Chamam-lhe "compromisso brincalhão" e o
objectivo é provocar o debate. O duplo plural, o plural feminino genérico
e o uso da arroba (@s), do x (xs) ou do asterisco (*s), em vez de 'os'
para considerar os dois géneros são algumas das propostas para um novo
acordo da língua portuguesa.
O Acordo Queerográfico, já subscrito por mais de 100
pessoas, surgiu "da pura necessidade", como explica Pedro Feijó, 21
anos, estudante de Estudos Gerais da Universidade de Lisboa e uma das
caras por trás do movimento que pretende "mostrar como a linguagem é
instrumento de dominação social".
Querem tornar "caótica" a representação do género e
inventar palavras como "a Presidenta", ou "a Mulher" como símbolo da
Humanidade. "E não estamos a criar uma forma de escrita normativa. Tem a
ver com desestabilização e não com a criação de um correcto", explica.
Propõem ainda palavras como "tod*s", "xs pessoas" ou
"velh@s", mas o "silencioso" asterisco (*) ou o "incómodo" x ou a
arroba (@) não têm leitura e não existem ainda opções para a oralidade.

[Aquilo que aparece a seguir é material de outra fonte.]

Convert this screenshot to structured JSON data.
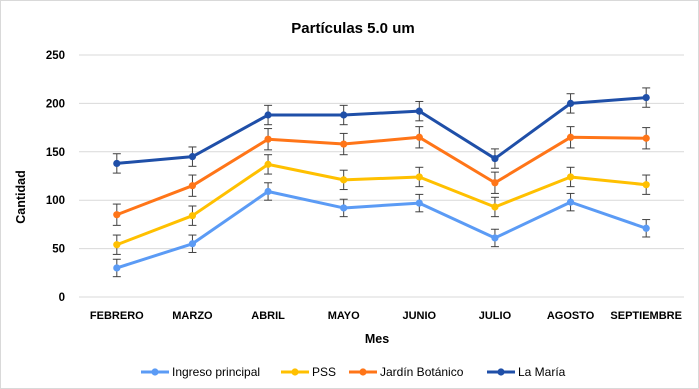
{
  "chart_data": {
    "type": "line",
    "title": "Partículas 5.0 um",
    "xlabel": "Mes",
    "ylabel": "Cantidad",
    "categories": [
      "FEBRERO",
      "MARZO",
      "ABRIL",
      "MAYO",
      "JUNIO",
      "JULIO",
      "AGOSTO",
      "SEPTIEMBRE"
    ],
    "ylim": [
      0,
      250
    ],
    "yticks": [
      0,
      50,
      100,
      150,
      200,
      250
    ],
    "grid": true,
    "legend_position": "bottom",
    "error_bars": true,
    "series": [
      {
        "name": "Ingreso principal",
        "color": "#5b9bf5",
        "values": [
          30,
          55,
          109,
          92,
          97,
          61,
          98,
          71
        ],
        "errors": [
          9,
          9,
          9,
          9,
          9,
          9,
          9,
          9
        ]
      },
      {
        "name": "PSS",
        "color": "#ffc000",
        "values": [
          54,
          84,
          137,
          121,
          124,
          93,
          124,
          116
        ],
        "errors": [
          10,
          10,
          10,
          10,
          10,
          10,
          10,
          10
        ]
      },
      {
        "name": "Jardín Botánico",
        "color": "#ff7518",
        "values": [
          85,
          115,
          163,
          158,
          165,
          118,
          165,
          164
        ],
        "errors": [
          11,
          11,
          11,
          11,
          11,
          11,
          11,
          11
        ]
      },
      {
        "name": "La María",
        "color": "#1f4fa8",
        "values": [
          138,
          145,
          188,
          188,
          192,
          143,
          200,
          206
        ],
        "errors": [
          10,
          10,
          10,
          10,
          10,
          10,
          10,
          10
        ]
      }
    ]
  }
}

Uma lacuna em que estão agora a trabalhar.
Linguistas duvidam do sucesso de um acordo deste género
Mas especialistas, como João Veloso, professor na
Universidade do Porto e presidente da Associação Portuguesa de
Linguística, não acreditam no projecto. "Já existiram, noutros países,
movimentos semelhantes e a intenção é louvável, mas o argumento de que
na linguagem o género feminino é subjugado ao masculino não é válido
porque não há razões científicas para isso, é uma questão gramatical e
não cultural", afirma.
Segundo João Veloso, as línguas são elementos
naturais que não evoluem "por decreto". Já o professor da Universidade
da Beira Interior e especialista em evolução da linguagem, Paulo Osório,
não estranha que a proposta tenha vindo de jovens, naturalmente mais
abertos à inovação.
Pedro Feijó, em conversa com o Expresso, utilizou sempre o plural no feminino, como manda o manifesto publicado online
, pois "o plural masculino apaga as mulheres". O alvo é a sociedade
heteropatriarcal: uma sociedade onde a regra imposta é a da família
nuclear e as relações binárias e heterossexuais. A ideia é convidar os
outros a utilizarem o acordo e a construí-lo.

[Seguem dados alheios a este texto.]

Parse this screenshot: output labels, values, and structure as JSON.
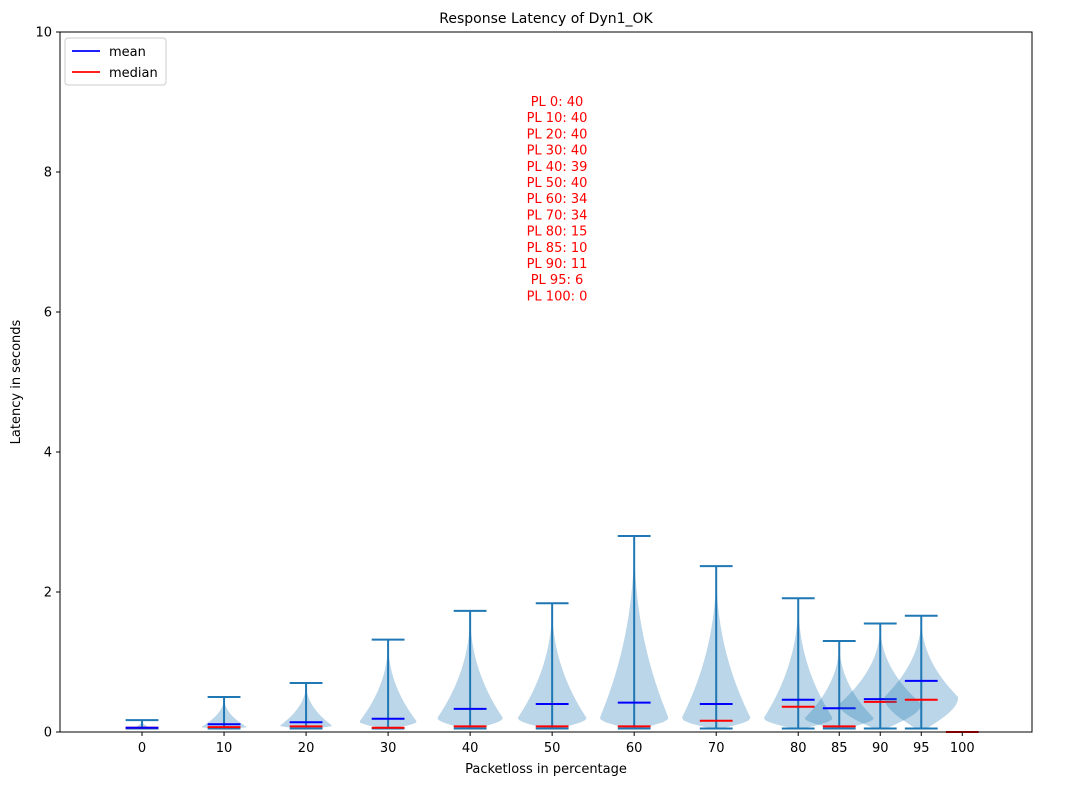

"Esta proposta é muito complexa porque os usos orais
são marcados pelos hábitos mas a ortografia é marcada por normas
regulamentadas. É complicado que as pessoas integrem esses usos, até
porque eles demoram muito tempo a entrar na língua, para que sejam
estandardizados pode demorar séculos", explica o professor Paulo Osório
que não acredita que as mudanças se alastrem além do grupo.

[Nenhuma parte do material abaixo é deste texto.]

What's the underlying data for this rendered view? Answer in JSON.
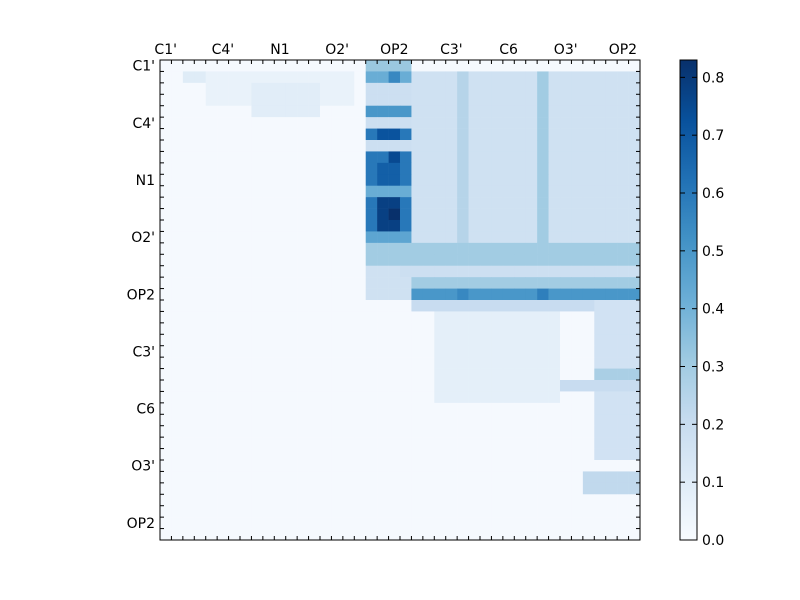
{
  "chart_data": {
    "type": "heatmap",
    "title": "",
    "xlabel": "",
    "ylabel": "",
    "x_tick_labels": [
      "C1'",
      "C4'",
      "N1",
      "O2'",
      "OP2",
      "C3'",
      "C6",
      "O3'",
      "OP2"
    ],
    "y_tick_labels": [
      "C1'",
      "C4'",
      "N1",
      "O2'",
      "OP2",
      "C3'",
      "C6",
      "O3'",
      "OP2"
    ],
    "grid_size": 42,
    "value_range": [
      0.0,
      0.83
    ],
    "colormap": [
      "#f7fbff",
      "#deebf7",
      "#c6dbef",
      "#9ecae1",
      "#6baed6",
      "#4292c6",
      "#2171b5",
      "#08519c",
      "#08306b"
    ],
    "colorbar_ticks": [
      "0.0",
      "0.1",
      "0.2",
      "0.3",
      "0.4",
      "0.5",
      "0.6",
      "0.7",
      "0.8"
    ],
    "colorbar_values": [
      0.0,
      0.1,
      0.2,
      0.3,
      0.4,
      0.5,
      0.6,
      0.7,
      0.8
    ],
    "regions": [
      {
        "rows": [
          0,
          41
        ],
        "cols": [
          0,
          41
        ],
        "value": 0.01
      },
      {
        "rows": [
          1,
          1
        ],
        "cols": [
          2,
          3
        ],
        "value": 0.1
      },
      {
        "rows": [
          1,
          3
        ],
        "cols": [
          4,
          16
        ],
        "value": 0.06
      },
      {
        "rows": [
          1,
          20
        ],
        "cols": [
          18,
          41
        ],
        "value": 0.17
      },
      {
        "rows": [
          2,
          4
        ],
        "cols": [
          8,
          13
        ],
        "value": 0.09
      },
      {
        "rows": [
          0,
          17
        ],
        "cols": [
          18,
          21
        ],
        "value": 0.18
      },
      {
        "rows": [
          0,
          0
        ],
        "cols": [
          18,
          21
        ],
        "value": 0.32
      },
      {
        "rows": [
          1,
          1
        ],
        "cols": [
          18,
          21
        ],
        "value": 0.42
      },
      {
        "rows": [
          1,
          1
        ],
        "cols": [
          20,
          20
        ],
        "value": 0.55
      },
      {
        "rows": [
          4,
          4
        ],
        "cols": [
          18,
          21
        ],
        "value": 0.5
      },
      {
        "rows": [
          6,
          6
        ],
        "cols": [
          18,
          21
        ],
        "value": 0.6
      },
      {
        "rows": [
          6,
          6
        ],
        "cols": [
          19,
          20
        ],
        "value": 0.72
      },
      {
        "rows": [
          8,
          14
        ],
        "cols": [
          18,
          21
        ],
        "value": 0.6
      },
      {
        "rows": [
          8,
          8
        ],
        "cols": [
          20,
          20
        ],
        "value": 0.75
      },
      {
        "rows": [
          9,
          10
        ],
        "cols": [
          19,
          20
        ],
        "value": 0.68
      },
      {
        "rows": [
          11,
          11
        ],
        "cols": [
          18,
          21
        ],
        "value": 0.42
      },
      {
        "rows": [
          12,
          14
        ],
        "cols": [
          19,
          20
        ],
        "value": 0.78
      },
      {
        "rows": [
          13,
          13
        ],
        "cols": [
          20,
          20
        ],
        "value": 0.83
      },
      {
        "rows": [
          15,
          15
        ],
        "cols": [
          18,
          21
        ],
        "value": 0.45
      },
      {
        "rows": [
          1,
          20
        ],
        "cols": [
          33,
          33
        ],
        "value": 0.3
      },
      {
        "rows": [
          1,
          20
        ],
        "cols": [
          26,
          26
        ],
        "value": 0.25
      },
      {
        "rows": [
          16,
          17
        ],
        "cols": [
          18,
          41
        ],
        "value": 0.3
      },
      {
        "rows": [
          18,
          18
        ],
        "cols": [
          21,
          41
        ],
        "value": 0.18
      },
      {
        "rows": [
          19,
          19
        ],
        "cols": [
          22,
          41
        ],
        "value": 0.3
      },
      {
        "rows": [
          20,
          20
        ],
        "cols": [
          22,
          41
        ],
        "value": 0.5
      },
      {
        "rows": [
          20,
          20
        ],
        "cols": [
          26,
          26
        ],
        "value": 0.55
      },
      {
        "rows": [
          20,
          20
        ],
        "cols": [
          33,
          33
        ],
        "value": 0.58
      },
      {
        "rows": [
          21,
          21
        ],
        "cols": [
          22,
          41
        ],
        "value": 0.2
      },
      {
        "rows": [
          22,
          41
        ],
        "cols": [
          22,
          41
        ],
        "value": 0.01
      },
      {
        "rows": [
          22,
          29
        ],
        "cols": [
          24,
          34
        ],
        "value": 0.08
      },
      {
        "rows": [
          21,
          34
        ],
        "cols": [
          38,
          41
        ],
        "value": 0.16
      },
      {
        "rows": [
          27,
          27
        ],
        "cols": [
          38,
          41
        ],
        "value": 0.28
      },
      {
        "rows": [
          28,
          28
        ],
        "cols": [
          35,
          41
        ],
        "value": 0.2
      },
      {
        "rows": [
          36,
          37
        ],
        "cols": [
          37,
          41
        ],
        "value": 0.22
      }
    ]
  }
}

O manifesto, escrito por Pedro Feijó e que teve o
contributo e revisão de outras pessoas, serve para atestar a existência
deste modo de escrever. "Já fiz um teste em que comecei por dizer: 'Este
texto está redigido em concordância com o Acordo Queerográfico', agora
estou à espera da nota", conta orgulhoso o autor.
Paulo Osório admite que, como professor, não iria aceitar um teste escrito assim.